We are almost positive you have heard someone say “he won’t change until he hits bottom.” Have you ever thought deeply about what is being conveyed in that statement? Slang for as bad as it gets, “hitting bottom” usually refers to the need to reach a place (or state of being) where one is so desperate about how bad things are that you simply “have to” change.
On one hand there is a lot of sense in this idea, as it really describes one of the ways people get motivated toward change. “I finally got sick of waking up hung over all the time with my wife mad at me… it just wasn’t worth it anymore, so I’m getting some help.” Deciding that the costs outweigh the benefits is the primary reason people change.
On the other hand, our beliefs about substance abuse and compulsive behavior problems—and the potential for change—are built into the words we use to speak about them. The the statement “he needs to hit rock bottom” conveys a variety of problematic, deeply held culturally ingrained beliefs and attitudes and there are huge downsides to using it as a way to describe what needs to happen in order to change behavior.
First, it promotes a belief that the change process cannot start until bottom is reached. It also implies that people won’t change unless they are “punished enough” by their own behavior that they see the light. Both of these assumptions could not be further from the truth and they have contributed to many treatment providers sending patients away and telling them to “come back when you’re ready.” It’s also contributed to family members and friends feeling like their only option is to step aside and watch their loved one suffer. Many opportunities for change and lives have been lost due to this flawed belief and culturally loaded statement.
The reality is that people change for all sorts of different reasons and motivation can be positively influenced by your environment, family, friends and treatment providers. Until very recently, if you had difficulty managing your substance use, you were told there were only a few ways to get better. Admit you were an alcoholic/addict, stop using the substance altogether, attend 12-step meetings and maybe even go to rehab if things were that bad. While for some, these suggestions were life saving and life changing, they were unacceptable and/or intolerable to many. And the reality? There are many pathways to change, and different paths work for different people, often at different times. There is not one simple, quick fix way to change a behavioral problem.
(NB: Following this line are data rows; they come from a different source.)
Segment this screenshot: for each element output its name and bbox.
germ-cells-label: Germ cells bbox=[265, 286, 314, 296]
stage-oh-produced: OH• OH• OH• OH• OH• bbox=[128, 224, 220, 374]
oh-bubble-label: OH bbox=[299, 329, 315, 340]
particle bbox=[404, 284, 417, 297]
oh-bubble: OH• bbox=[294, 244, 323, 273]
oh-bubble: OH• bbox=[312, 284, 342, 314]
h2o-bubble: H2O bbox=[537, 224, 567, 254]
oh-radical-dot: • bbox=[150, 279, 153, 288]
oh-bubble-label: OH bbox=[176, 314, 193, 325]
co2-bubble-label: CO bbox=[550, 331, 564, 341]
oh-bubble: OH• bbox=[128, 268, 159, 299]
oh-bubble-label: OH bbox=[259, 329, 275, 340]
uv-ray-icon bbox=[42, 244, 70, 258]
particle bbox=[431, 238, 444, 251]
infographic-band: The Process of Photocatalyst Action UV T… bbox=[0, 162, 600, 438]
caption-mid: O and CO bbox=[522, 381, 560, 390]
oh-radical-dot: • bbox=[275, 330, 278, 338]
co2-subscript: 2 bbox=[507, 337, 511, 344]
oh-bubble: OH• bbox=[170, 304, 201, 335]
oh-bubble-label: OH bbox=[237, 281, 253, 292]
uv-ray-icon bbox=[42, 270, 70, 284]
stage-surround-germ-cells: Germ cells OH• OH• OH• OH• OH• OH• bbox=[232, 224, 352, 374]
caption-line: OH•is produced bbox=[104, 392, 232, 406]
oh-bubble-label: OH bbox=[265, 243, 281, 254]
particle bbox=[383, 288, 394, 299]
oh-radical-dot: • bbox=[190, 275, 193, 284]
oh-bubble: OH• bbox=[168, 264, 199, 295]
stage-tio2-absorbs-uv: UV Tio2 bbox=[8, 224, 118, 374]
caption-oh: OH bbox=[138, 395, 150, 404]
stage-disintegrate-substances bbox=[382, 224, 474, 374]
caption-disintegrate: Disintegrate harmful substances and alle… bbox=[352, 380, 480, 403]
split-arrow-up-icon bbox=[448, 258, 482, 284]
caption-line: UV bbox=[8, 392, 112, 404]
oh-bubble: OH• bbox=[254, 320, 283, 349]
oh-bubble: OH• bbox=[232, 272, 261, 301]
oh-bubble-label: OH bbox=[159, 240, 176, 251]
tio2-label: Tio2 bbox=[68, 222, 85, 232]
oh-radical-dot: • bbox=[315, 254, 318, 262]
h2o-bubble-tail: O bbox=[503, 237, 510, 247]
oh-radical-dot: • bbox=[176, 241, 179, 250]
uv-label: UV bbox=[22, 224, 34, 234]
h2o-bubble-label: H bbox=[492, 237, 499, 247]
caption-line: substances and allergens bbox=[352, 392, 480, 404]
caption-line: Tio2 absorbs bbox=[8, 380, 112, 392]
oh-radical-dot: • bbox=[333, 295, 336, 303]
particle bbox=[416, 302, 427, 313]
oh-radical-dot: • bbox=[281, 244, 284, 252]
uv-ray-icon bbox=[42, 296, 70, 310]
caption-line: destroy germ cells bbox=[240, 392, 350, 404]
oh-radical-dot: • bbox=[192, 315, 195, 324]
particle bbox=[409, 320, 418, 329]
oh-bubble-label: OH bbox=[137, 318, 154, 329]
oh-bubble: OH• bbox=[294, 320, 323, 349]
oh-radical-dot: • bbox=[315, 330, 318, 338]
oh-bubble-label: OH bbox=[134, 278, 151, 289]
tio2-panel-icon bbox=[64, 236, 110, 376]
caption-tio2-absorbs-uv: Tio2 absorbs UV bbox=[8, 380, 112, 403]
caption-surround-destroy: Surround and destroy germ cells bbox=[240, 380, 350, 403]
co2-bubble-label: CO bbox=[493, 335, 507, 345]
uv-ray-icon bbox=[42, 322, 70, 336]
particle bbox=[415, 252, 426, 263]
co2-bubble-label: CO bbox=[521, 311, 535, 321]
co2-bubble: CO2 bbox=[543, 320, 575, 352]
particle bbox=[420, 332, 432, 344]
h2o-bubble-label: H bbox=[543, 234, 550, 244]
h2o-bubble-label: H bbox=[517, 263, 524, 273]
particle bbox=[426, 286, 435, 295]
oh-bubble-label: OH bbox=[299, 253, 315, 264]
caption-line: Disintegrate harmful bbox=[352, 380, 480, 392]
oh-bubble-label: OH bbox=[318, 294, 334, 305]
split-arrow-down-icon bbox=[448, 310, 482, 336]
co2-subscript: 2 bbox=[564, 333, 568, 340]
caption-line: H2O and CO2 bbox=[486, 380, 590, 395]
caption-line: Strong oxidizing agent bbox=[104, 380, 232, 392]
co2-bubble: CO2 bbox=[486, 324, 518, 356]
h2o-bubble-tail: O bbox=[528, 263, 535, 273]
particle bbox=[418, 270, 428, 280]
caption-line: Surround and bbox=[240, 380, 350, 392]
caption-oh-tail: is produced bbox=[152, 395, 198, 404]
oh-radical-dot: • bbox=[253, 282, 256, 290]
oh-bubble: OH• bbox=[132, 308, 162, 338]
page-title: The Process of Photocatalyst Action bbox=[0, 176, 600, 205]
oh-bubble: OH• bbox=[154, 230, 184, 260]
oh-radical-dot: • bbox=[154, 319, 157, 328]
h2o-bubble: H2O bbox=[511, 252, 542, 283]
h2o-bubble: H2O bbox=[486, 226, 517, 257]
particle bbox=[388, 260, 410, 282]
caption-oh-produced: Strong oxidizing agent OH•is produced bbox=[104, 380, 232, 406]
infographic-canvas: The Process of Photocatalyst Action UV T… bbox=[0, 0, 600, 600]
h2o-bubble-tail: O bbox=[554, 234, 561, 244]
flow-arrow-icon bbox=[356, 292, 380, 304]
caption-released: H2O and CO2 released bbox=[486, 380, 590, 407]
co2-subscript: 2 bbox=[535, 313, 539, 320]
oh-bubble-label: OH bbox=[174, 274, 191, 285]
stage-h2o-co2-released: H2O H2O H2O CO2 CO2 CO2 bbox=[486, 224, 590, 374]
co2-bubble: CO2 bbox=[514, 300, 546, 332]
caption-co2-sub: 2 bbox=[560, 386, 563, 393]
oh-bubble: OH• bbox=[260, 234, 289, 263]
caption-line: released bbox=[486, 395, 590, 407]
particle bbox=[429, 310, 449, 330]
Finally, the biggest downside of this idea of “hitting bottom” is that it dangerously implies that for those around the substance user, there’s nothing to be done but wait. In fact, the research shows that early intervention (when the consequences have not yet started to pile up) and a loved one’s positively impacting the environment around a substance user leads to better outcomes. People start to change a behavior any time they perceive its costs to outweigh its benefits and loved ones can play a positive role in making that happen. Treatment providers can help it happen. It could be as simple as your internist asking you about your drinking pattern and recommending you experiment with one drink less per night (a mighty and successful intervention). Tradition and popular media would have us believe only the desperation, household upheaval and violence, overdose, and everything falling apart is sufficient to start change. Happily, the treatment system (both medical and mental health) is evolving to help people sooner, when their problems are less severe.
We encourage you to question what someone is saying when you hear “yeah, he just hasn’t’ hit bottom.” Instead, we encourage you to think about the concept of “decisional balance.” There is a mountain of evidence that thinking through the ambivalence of changing — the reasons for NOT changing as much as FOR changing — can help people clarify the costs and benefits of their behavior in a non-judgmental manner. We also know that research has found that thinking through the desire to change without judgement can actually help people make a decision to change BEFORE they hit bottom.
The people (friends and family) around someone abusing substances do not need to wait until a bottom is reached, they can (and they want to) speed up the process of change. They do not have to wait until their loved one has done so much damage that they have no other choice. And since hitting bottom can mean death and life altering consequences, we hope that people who use substances and their families can all turn away from the idea that “hitting bottom” has any relevance in the change process. There are other ways…and things that can impact the change process sooner. We encourage you to research evidence based treatment options (like CRAFT and MI) as they all operate on the the idea that people can change (and be influenced to change) at any point….not just when they have “hit bottom.” Our hope at CMC is that the the phrase “hitting bottom” will become obsolete in the near future as it holds no value. Instead, we hope that an environment of change (including the influence of treatment providers, family and friends) can be created where change can happen at any point.